Small Self Administered Pensions (SSAP) / Self Invested Personal Pension (SIPP)

A Small Self Administered Pension Scheme (SSAP) is an occupational pension scheme with less than 12 members. More commonly it is a single member scheme. It can be used where family members work and own a business together or for groups of company directors or for a single owner director.

The scheme is self-administered, which means that you do not buy a pension from an insurance company and you decide yourself what the pension fund will be invested in.

Under Revenue rules all SSAPS must have a Revenue approved Pensioneer Trustee. This will be a person or a company who is independent of the business and who is a professional pension trustee. This person or company will have experience in dealing with and setting up pensions.

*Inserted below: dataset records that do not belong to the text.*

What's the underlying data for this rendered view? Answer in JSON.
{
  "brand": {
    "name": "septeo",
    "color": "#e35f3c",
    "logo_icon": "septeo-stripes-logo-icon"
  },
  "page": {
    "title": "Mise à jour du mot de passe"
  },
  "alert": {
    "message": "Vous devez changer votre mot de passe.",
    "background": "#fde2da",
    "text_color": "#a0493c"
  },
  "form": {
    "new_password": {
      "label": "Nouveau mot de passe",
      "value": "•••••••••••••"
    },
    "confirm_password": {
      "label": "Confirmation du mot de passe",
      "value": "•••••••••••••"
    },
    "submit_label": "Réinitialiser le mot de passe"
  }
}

The Revenue Approved Pensioner Trustee will be your pension administrator and together with them we can show you how to get started and will tell you what rules and regulations you need to follow.

The difference between this type of pension and any other pension is that instead of giving your money to an insurance company for them to invest, you make the investment decisions for yourself. There are some restrictions on how you can invest the money. A sample of some of those restrictions is below:

  • You can’t use the pension fund to purchase a holiday home and there are strict rules regarding the purchase of overseas property.
  • You cannot purchase shares in the company that you own or are a director of.
  • Personal items cannot be bought, for example, art, jewellery, vintage cars, yachts, etc.
  • Investments in private companies (not listed on the stock exchange) can only be a maximum of 5% of the pension’s assets and a maximum of 10% of the private company’s share capital.

A Self Invested Personal Pension (SIPP) is the personal pension version of the self administered pension scheme (the self employed and employees in non pensionable employment can avail of the SIPP). This gives the self employed individual the same opportunity to make decisions and take control over their pension scheme. Similar restrictions apply in terms of the assets that can be invested in and arms length rules etc.